Expenditure reduction over the next 10 years will include the area of parks and street garbage collection, estimated to decrease over the next year by $5,000.

Council has already changed street litter bins to 240 wheelie bins, which negate the need to empty the bins on weekends.

Expenditure increases include:

* Compaction truck running expenses, estimated to increase over $25,000 to $80,000 per year, due to an increase in the plant hire rate to cover the garbage truck replacement.

* Recycling Depots at Landfill: The 1999/2000 estimated expenditure of $20,000 is higher than previous years, due to setting up of Talbingo for recycling services, sealing works at the Tumut Landfill shed and oil shelters at Batlow and Adelong landfills.

* Adelong Site management: The estimated expenditure of $12,000 for the coming year is significantly higher than other years, due to the cost to establish the transfer station and rehabilitation works yet to be done on the old landfill and its associated drainage work.

* Supervision contract: The village contract component is expected to increase by $10,000 over the next 12 months, with the inclusion of Talbingo.

The Tumut component has increased by $4,500 to allow for any Consumer Price Index increases.

Council, meantime, will not be implementing a recommendation to offer a cash incentive to households who reduce the amount of waste produced. Council were to offer 120 litre wheelie bins at a reduced rate in an effort to reduce waste - most people now have 240 litre bins.

"If council offered a $50 reduction to 120 litre wheelie bin users, and over time 30 percent of households chose to take the offer on, this would be a $50,000 reduction in council's income " Mr Owers said.

"Given the yearly reserve doesn't exceed $50,000 until 2003/2004, it is recommended this incentive not be offered in the short term."

Meanwhile, council will extend its Landfill Recycling and Supervision contract from one year to three years, with an option for a further three years. The contract is due for renewal in April 2000, although this year's contract will be extended by one month to allow a review of operating hours.

The original contract set up in 1997 was for two years, with a two-year option, but council reduced the second option to one year, after uncertainty regarding alternative landfill options, specifically Bellette's landfill.

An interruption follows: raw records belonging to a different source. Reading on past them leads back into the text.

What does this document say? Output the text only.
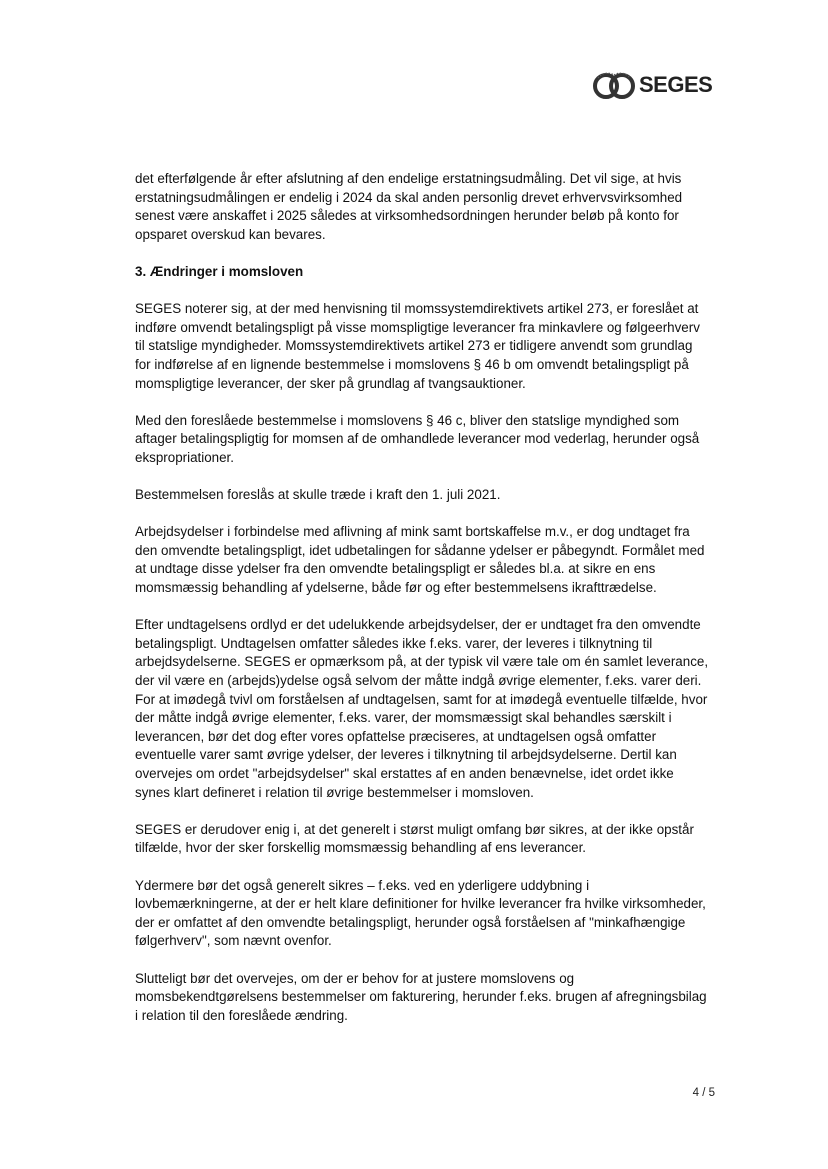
SEGES

det efterfølgende år efter afslutning af den endelige erstatningsudmåling. Det vil sige, at hvis erstatningsudmålingen er endelig i 2024 da skal anden personlig drevet erhvervsvirksomhed senest være anskaffet i 2025 således at virksomhedsordningen herunder beløb på konto for opsparet overskud kan bevares.

3. Ændringer i momsloven

SEGES noterer sig, at der med henvisning til momssystemdirektivets artikel 273, er foreslået at indføre omvendt betalingspligt på visse momspligtige leverancer fra minkavlere og følgeerhverv til statslige myndigheder. Momssystemdirektivets artikel 273 er tidligere anvendt som grundlag for indførelse af en lignende bestemmelse i momslovens § 46 b om omvendt betalingspligt på momspligtige leverancer, der sker på grundlag af tvangsauktioner.

Med den foreslåede bestemmelse i momslovens § 46 c, bliver den statslige myndighed som aftager betalingspligtig for momsen af de omhandlede leverancer mod vederlag, herunder også ekspropriationer.

Bestemmelsen foreslås at skulle træde i kraft den 1. juli 2021.

Arbejdsydelser i forbindelse med aflivning af mink samt bortskaffelse m.v., er dog undtaget fra den omvendte betalingspligt, idet udbetalingen for sådanne ydelser er påbegyndt. Formålet med at undtage disse ydelser fra den omvendte betalingspligt er således bl.a. at sikre en ens momsmæssig behandling af ydelserne, både før og efter bestemmelsens ikrafttrædelse.

Efter undtagelsens ordlyd er det udelukkende arbejdsydelser, der er undtaget fra den omvendte betalingspligt. Undtagelsen omfatter således ikke f.eks. varer, der leveres i tilknytning til arbejdsydelserne. SEGES er opmærksom på, at der typisk vil være tale om én samlet leverance, der vil være en (arbejds)ydelse også selvom der måtte indgå øvrige elementer, f.eks. varer deri. For at imødegå tvivl om forståelsen af undtagelsen, samt for at imødegå eventuelle tilfælde, hvor der måtte indgå øvrige elementer, f.eks. varer, der momsmæssigt skal behandles særskilt i leverancen, bør det dog efter vores opfattelse præciseres, at undtagelsen også omfatter eventuelle varer samt øvrige ydelser, der leveres i tilknytning til arbejdsydelserne. Dertil kan overvejes om ordet "arbejdsydelser" skal erstattes af en anden benævnelse, idet ordet ikke synes klart defineret i relation til øvrige bestemmelser i momsloven.

SEGES er derudover enig i, at det generelt i størst muligt omfang bør sikres, at der ikke opstår tilfælde, hvor der sker forskellig momsmæssig behandling af ens leverancer.

Ydermere bør det også generelt sikres – f.eks. ved en yderligere uddybning i lovbemærkningerne, at der er helt klare definitioner for hvilke leverancer fra hvilke virksomheder, der er omfattet af den omvendte betalingspligt, herunder også forståelsen af "minkafhængige følgerhverv", som nævnt ovenfor.

Slutteligt bør det overvejes, om der er behov for at justere momslovens og momsbekendtgørelsens bestemmelser om fakturering, herunder f.eks. brugen af afregningsbilag i relation til den foreslåede ændring.

4 / 5
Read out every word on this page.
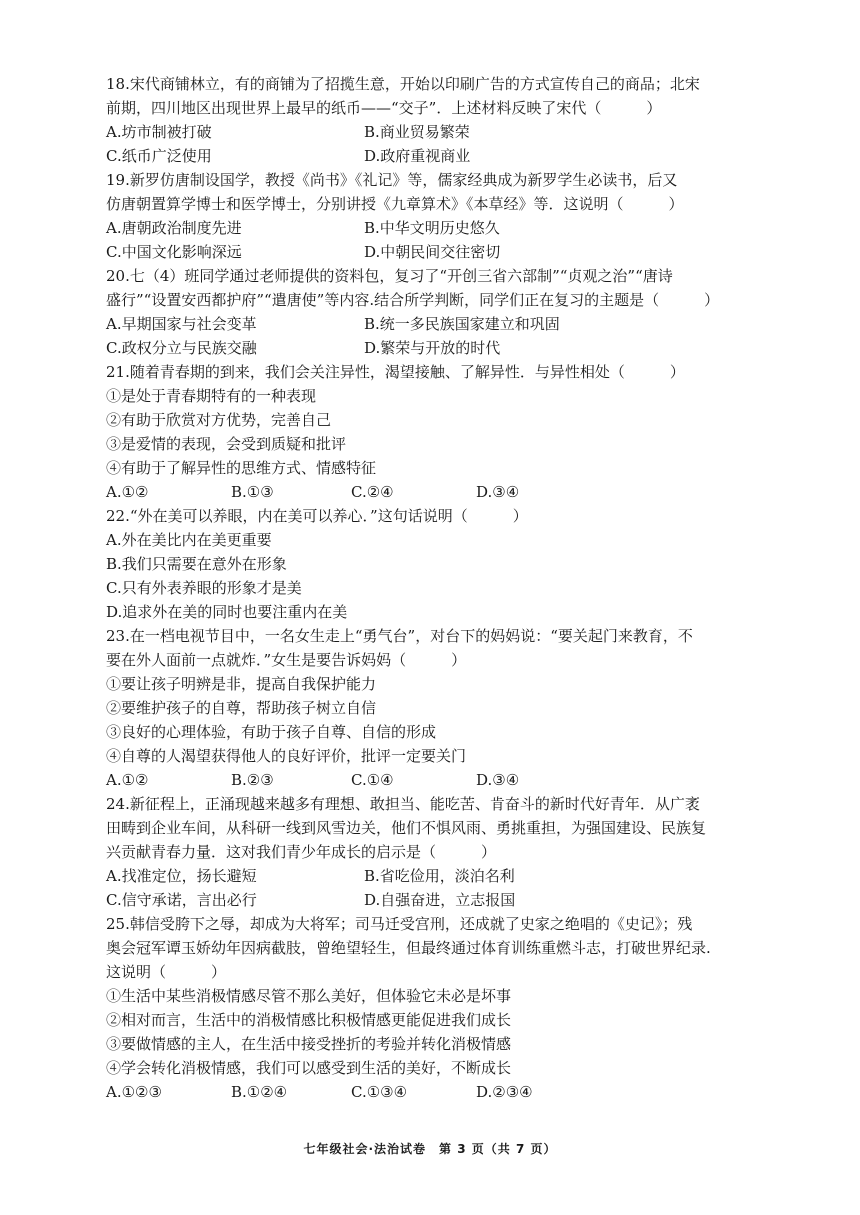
18.宋代商铺林立，有的商铺为了招揽生意，开始以印刷广告的方式宣传自己的商品；北宋
前期，四川地区出现世界上最早的纸币——“交子”．上述材料反映了宋代（　　　）
A.坊市制被打破	B.商业贸易繁荣
C.纸币广泛使用	D.政府重视商业
19.新罗仿唐制设国学，教授《尚书》《礼记》等，儒家经典成为新罗学生必读书，后又
仿唐朝置算学博士和医学博士，分别讲授《九章算术》《本草经》等．这说明（　　　）
A.唐朝政治制度先进	B.中华文明历史悠久
C.中国文化影响深远	D.中朝民间交往密切
20.七（4）班同学通过老师提供的资料包，复习了“开创三省六部制”“贞观之治”“唐诗
盛行”“设置安西都护府”“遣唐使”等内容.结合所学判断，同学们正在复习的主题是（　　　）
A.早期国家与社会变革	B.统一多民族国家建立和巩固
C.政权分立与民族交融	D.繁荣与开放的时代
21.随着青春期的到来，我们会关注异性，渴望接触、了解异性．与异性相处（　　　）
①是处于青春期特有的一种表现
②有助于欣赏对方优势，完善自己
③是爱情的表现，会受到质疑和批评
④有助于了解异性的思维方式、情感特征
A.①②	B.①③	C.②④	D.③④
22.“外在美可以养眼，内在美可以养心．”这句话说明（　　　）
A.外在美比内在美更重要
B.我们只需要在意外在形象
C.只有外表养眼的形象才是美
D.追求外在美的同时也要注重内在美
23.在一档电视节目中，一名女生走上“勇气台”，对台下的妈妈说：“要关起门来教育，不
要在外人面前一点就炸．”女生是要告诉妈妈（　　　）
①要让孩子明辨是非，提高自我保护能力
②要维护孩子的自尊，帮助孩子树立自信
③良好的心理体验，有助于孩子自尊、自信的形成
④自尊的人渴望获得他人的良好评价，批评一定要关门
A.①②	B.②③	C.①④	D.③④
24.新征程上，正涌现越来越多有理想、敢担当、能吃苦、肯奋斗的新时代好青年．从广袤
田畴到企业车间，从科研一线到风雪边关，他们不惧风雨、勇挑重担，为强国建设、民族复
兴贡献青春力量．这对我们青少年成长的启示是（　　　）
A.找准定位，扬长避短	B.省吃俭用，淡泊名利
C.信守承诺，言出必行	D.自强奋进，立志报国
25.韩信受胯下之辱，却成为大将军；司马迁受宫刑，还成就了史家之绝唱的《史记》；残
奥会冠军谭玉娇幼年因病截肢，曾绝望轻生，但最终通过体育训练重燃斗志，打破世界纪录.
这说明（　　　）
①生活中某些消极情感尽管不那么美好，但体验它未必是坏事
②相对而言，生活中的消极情感比积极情感更能促进我们成长
③要做情感的主人，在生活中接受挫折的考验并转化消极情感
④学会转化消极情感，我们可以感受到生活的美好，不断成长
A.①②③	B.①②④	C.①③④	D.②③④
七年级社会·法治试卷　第 3 页（共 7 页）
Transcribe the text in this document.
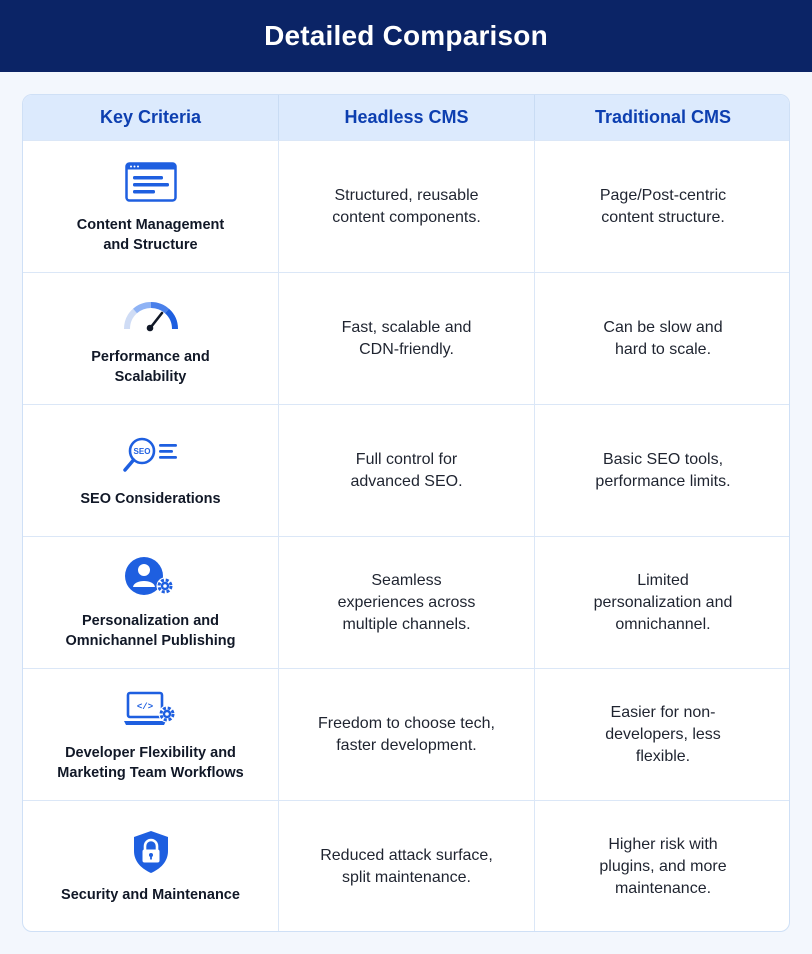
Detailed Comparison
Key Criteria	Headless CMS	Traditional CMS
Content Management
and Structure
Structured, reusable
content components.
Page/Post-centric
content structure.
Performance and
Scalability
Fast, scalable and
CDN-friendly.
Can be slow and
hard to scale.
SEO
SEO Considerations
Full control for
advanced SEO.
Basic SEO tools,
performance limits.
Personalization and
Omnichannel Publishing
Seamless
experiences across
multiple channels.
Limited
personalization and
omnichannel.
</>
Developer Flexibility and
Marketing Team Workflows
Freedom to choose tech,
faster development.
Easier for non-
developers, less
flexible.
Security and Maintenance
Reduced attack surface,
split maintenance.
Higher risk with
plugins, and more
maintenance.
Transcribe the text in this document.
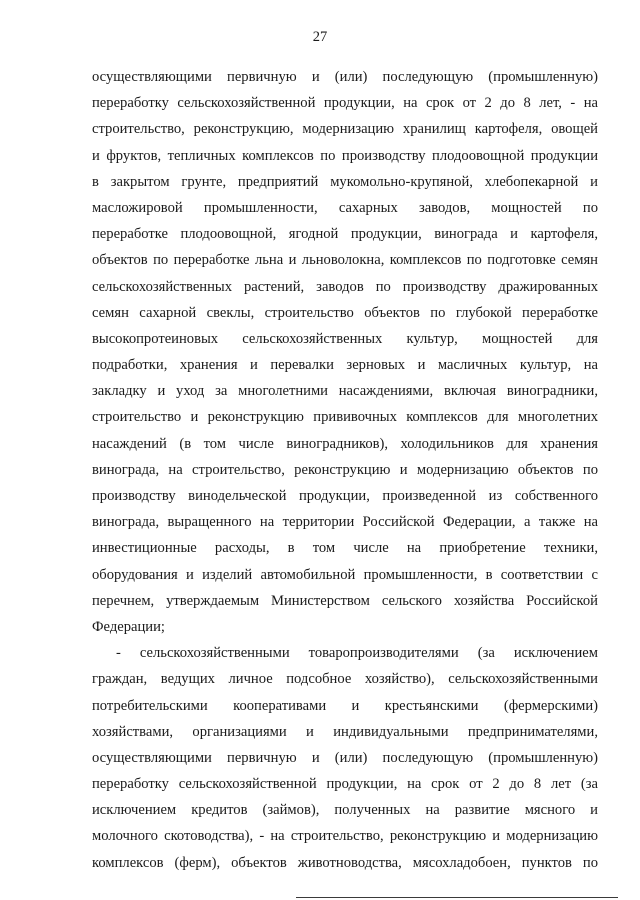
27
осуществляющими первичную и (или) последующую (промышленную)
переработку сельскохозяйственной продукции, на срок от 2 до 8 лет, - на
строительство, реконструкцию, модернизацию хранилищ картофеля, овощей
и фруктов, тепличных комплексов по производству плодоовощной продукции
в закрытом грунте, предприятий мукомольно-крупяной, хлебопекарной и
масложировой промышленности, сахарных заводов, мощностей по
переработке плодоовощной, ягодной продукции, винограда и картофеля,
объектов по переработке льна и льноволокна, комплексов по подготовке семян
сельскохозяйственных растений, заводов по производству дражированных
семян сахарной свеклы, строительство объектов по глубокой переработке
высокопротеиновых сельскохозяйственных культур, мощностей для
подработки, хранения и перевалки зерновых и масличных культур, на
закладку и уход за многолетними насаждениями, включая виноградники,
строительство и реконструкцию прививочных комплексов для многолетних
насаждений (в том числе виноградников), холодильников для хранения
винограда, на строительство, реконструкцию и модернизацию объектов по
производству винодельческой продукции, произведенной из собственного
винограда, выращенного на территории Российской Федерации, а также на
инвестиционные расходы, в том числе на приобретение техники,
оборудования и изделий автомобильной промышленности, в соответствии с
перечнем, утверждаемым Министерством сельского хозяйства Российской
Федерации;
- сельскохозяйственными товаропроизводителями (за исключением
граждан, ведущих личное подсобное хозяйство), сельскохозяйственными
потребительскими кооперативами и крестьянскими (фермерскими)
хозяйствами, организациями и индивидуальными предпринимателями,
осуществляющими первичную и (или) последующую (промышленную)
переработку сельскохозяйственной продукции, на срок от 2 до 8 лет (за
исключением кредитов (займов), полученных на развитие мясного и
молочного скотоводства), - на строительство, реконструкцию и модернизацию
комплексов (ферм), объектов животноводства, мясохладобоен, пунктов по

"This uncertainty has largely been eliminated now," Mr Owers said. "Bald Hill landfill is still a possibility for putrescibles, however, if Council used Bald Hill we would still require the same level of supervision and recycling at our landfills.

"The industry standard (for contracts) in solid waste is between six and 10 years, which brings more security to the arrangement, thus fostering greater commitment from both the contractor and council."

Council will also upgrade its petroleum oil disposal points, at a cost of around $5,000. Works will include levelling, laying a gravel base and clay bund and erection of carports to protect the areas from rain. "These areas are currently uncovered, hence with rain comes water ponding with the bunds and oil that is spilt floats on the water," Mr Owers said.

"An option to avoid this upgrade cost is to discontinue the service. However, any person who produces used oil at home will have no other option but to place containers of oil in their wheelie bin which ends up in the landfill. "This is illegal, as our landfills are not licensed to accept liquid waste," Mr Owers noted.